A câmara contratou agora três “inspetores de rua”, da Colômbia e Azerbaijão, para ajudar os estrangeiros com problemas de comunicação e de tráfico. O colombiano Hugo Sazon, que gere um restaurante na cidade desde 2013, ficou encarregue de uma das artérias, a Changchun. Tal como faz outro colombiano, Fábio, que tem um filho a estudar na Universidade de Zhejiang, na avenida Chengxin. Enquanto o azeri Babayev Asif, dono de uma empresa de comércio desde 2010, ficou encarregue da Labour North Road. Tudo artérias perto da Trade City.
Todos os anos, Yiwu atrai mais de 500 mil comerciantes de todo o mundo. Uma equipa de mediadores ligado ao governo da cidade procura ajudar na resolução de disputas entre empresários. Em abril, a agência de notícias Xinhua falava em 22 voluntários que trabalhavam para melhorar o ambiente de negócios.
O que o governo da cidade pretende é que os empresários que chegam se percam apenas nos corredores e corredores da feira de produtos made in China que é a Cidade Internacional de Comércio. E só aí.
“Hoje em dia, nenhum retalhista do mundo consegue sobreviver sem os produtos de Yiwu, dizia ao “Guardian” Girdhar Jhanwar, o primeiro indiano a estabelecer-se na cidade, em 2002. “Qualquer pessoa pode chegar, criar um negócio em Yiwu e adquirir artigos para vender em países de todo o mundo. Não precisam de ir a qualquer outro lado na China. Yiwu transformou-se numa loja única”, acrescentava.
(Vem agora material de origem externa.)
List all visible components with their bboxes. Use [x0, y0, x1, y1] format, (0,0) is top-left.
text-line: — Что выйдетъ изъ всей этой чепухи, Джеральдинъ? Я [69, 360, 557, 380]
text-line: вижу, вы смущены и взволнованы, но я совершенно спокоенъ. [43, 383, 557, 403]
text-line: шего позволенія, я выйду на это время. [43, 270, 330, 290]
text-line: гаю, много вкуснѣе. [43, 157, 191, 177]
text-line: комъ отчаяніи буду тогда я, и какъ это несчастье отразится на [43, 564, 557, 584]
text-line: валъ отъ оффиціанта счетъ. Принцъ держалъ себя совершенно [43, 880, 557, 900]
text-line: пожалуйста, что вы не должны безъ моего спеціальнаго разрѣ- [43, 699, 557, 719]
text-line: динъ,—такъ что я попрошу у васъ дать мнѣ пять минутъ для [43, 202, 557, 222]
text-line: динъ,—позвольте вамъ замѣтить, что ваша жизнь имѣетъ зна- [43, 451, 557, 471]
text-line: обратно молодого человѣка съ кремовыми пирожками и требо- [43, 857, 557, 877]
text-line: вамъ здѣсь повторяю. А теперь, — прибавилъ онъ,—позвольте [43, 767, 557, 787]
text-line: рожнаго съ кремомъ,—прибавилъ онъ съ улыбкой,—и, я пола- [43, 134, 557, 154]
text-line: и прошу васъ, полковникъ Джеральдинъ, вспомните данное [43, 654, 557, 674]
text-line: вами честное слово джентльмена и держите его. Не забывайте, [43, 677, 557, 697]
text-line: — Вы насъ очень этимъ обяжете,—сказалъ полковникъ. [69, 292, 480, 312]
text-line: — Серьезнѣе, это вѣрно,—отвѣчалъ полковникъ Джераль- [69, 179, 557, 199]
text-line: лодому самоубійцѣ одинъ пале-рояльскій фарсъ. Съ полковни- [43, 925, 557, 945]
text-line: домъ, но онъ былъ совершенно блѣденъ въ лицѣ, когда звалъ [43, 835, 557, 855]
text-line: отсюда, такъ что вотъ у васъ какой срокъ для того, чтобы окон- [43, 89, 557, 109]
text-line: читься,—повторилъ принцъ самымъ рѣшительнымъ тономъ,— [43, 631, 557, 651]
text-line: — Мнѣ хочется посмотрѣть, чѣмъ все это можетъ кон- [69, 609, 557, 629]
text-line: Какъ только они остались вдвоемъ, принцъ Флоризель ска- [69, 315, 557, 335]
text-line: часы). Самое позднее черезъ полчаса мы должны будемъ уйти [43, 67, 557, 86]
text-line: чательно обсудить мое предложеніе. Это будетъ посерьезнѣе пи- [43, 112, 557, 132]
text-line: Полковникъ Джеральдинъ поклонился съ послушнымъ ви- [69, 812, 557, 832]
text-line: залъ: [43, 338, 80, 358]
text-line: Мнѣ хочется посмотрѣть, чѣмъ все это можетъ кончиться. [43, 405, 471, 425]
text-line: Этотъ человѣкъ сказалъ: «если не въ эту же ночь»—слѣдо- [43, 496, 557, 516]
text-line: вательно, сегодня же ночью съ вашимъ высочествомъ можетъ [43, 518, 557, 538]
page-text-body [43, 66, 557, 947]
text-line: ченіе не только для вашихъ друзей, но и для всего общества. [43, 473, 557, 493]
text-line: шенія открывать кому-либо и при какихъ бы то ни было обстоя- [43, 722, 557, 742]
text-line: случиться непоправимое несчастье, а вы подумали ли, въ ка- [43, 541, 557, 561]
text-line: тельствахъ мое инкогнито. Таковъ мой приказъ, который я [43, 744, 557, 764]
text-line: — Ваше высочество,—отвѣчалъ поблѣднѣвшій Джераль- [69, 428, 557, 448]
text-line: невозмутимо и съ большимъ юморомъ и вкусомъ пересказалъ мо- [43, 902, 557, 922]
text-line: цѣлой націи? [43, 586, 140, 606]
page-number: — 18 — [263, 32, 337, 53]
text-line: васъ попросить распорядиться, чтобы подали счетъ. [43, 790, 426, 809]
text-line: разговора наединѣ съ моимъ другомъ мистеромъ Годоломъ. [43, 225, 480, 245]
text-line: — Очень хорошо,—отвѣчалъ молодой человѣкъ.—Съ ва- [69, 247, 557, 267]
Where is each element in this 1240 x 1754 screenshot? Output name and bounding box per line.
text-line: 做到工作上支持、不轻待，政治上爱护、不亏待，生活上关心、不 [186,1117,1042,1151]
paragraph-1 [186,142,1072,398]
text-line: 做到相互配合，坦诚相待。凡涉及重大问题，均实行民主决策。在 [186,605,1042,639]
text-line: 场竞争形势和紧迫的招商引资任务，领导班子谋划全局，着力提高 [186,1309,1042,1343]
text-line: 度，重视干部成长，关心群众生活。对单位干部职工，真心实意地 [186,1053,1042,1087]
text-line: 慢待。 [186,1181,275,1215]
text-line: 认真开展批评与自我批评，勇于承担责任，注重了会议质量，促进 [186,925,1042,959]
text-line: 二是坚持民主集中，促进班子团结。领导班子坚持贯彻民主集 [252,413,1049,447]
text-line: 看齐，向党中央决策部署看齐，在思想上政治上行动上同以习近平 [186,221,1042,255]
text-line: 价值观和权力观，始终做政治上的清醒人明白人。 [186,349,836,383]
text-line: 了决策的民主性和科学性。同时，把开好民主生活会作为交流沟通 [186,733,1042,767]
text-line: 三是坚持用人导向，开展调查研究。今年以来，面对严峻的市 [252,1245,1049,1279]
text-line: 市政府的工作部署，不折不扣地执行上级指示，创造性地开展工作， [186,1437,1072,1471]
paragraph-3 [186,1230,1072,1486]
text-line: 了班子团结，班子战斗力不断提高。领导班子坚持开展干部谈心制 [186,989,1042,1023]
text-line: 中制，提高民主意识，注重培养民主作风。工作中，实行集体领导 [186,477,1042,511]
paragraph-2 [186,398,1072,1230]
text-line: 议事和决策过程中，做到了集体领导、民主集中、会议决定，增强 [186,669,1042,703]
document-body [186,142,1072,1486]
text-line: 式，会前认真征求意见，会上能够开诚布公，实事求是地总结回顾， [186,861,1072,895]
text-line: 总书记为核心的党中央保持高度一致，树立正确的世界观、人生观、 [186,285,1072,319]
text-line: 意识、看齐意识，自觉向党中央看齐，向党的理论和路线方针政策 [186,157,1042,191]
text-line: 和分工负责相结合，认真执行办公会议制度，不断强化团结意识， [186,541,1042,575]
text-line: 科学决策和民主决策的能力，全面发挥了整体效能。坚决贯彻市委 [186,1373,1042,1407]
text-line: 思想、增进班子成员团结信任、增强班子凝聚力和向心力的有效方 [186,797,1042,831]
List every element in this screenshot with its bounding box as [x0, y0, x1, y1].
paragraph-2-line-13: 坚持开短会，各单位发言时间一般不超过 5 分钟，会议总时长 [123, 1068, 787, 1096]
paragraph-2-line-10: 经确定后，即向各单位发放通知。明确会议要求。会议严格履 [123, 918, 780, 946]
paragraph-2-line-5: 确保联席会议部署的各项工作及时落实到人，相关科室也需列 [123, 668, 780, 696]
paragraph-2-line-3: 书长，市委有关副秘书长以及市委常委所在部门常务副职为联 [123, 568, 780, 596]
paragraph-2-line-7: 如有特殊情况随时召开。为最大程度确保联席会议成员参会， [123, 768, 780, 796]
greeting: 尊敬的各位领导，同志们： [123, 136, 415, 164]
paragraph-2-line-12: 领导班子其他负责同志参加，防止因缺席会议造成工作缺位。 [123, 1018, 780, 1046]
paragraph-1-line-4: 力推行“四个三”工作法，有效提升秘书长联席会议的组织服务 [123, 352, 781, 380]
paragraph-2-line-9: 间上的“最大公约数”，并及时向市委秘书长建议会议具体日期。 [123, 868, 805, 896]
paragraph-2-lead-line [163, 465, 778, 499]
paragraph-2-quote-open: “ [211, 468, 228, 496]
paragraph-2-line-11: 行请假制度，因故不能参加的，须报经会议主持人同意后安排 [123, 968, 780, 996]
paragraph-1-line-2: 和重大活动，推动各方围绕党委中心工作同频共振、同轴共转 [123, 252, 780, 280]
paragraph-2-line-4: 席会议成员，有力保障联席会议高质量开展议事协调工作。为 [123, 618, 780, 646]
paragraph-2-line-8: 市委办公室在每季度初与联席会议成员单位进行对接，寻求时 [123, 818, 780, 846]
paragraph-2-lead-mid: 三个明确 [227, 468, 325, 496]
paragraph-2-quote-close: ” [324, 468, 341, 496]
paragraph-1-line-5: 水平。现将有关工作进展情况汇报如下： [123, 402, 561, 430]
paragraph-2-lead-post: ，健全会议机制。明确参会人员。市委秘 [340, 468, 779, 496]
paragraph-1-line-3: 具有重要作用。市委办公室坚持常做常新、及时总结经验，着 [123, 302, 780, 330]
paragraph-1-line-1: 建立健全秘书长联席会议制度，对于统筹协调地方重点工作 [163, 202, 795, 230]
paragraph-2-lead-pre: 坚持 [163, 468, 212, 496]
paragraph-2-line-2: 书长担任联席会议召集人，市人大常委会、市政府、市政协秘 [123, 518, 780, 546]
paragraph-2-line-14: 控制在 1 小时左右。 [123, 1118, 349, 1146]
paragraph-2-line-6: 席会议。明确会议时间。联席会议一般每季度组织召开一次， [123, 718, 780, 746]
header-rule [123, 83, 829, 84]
Quem pretender comprar uma lanterna com as caras dos líderes mundiais, aqui tem; quem pretender adquirir lupas para fingir-se Sherlock Holmes, tem uma loja só para isso e que as vende em diferentes tamanhos; se o que quer são flores artificiais, em Yiwu há para dar e vender (bem só para vender, mas fazem descontos de quantidade). Em suma, imagine uma bugiganga barata e de certeza que aqui encontra. Yiwu é o retrato do paraíso, se este for de plástico e cair nele neve artificial.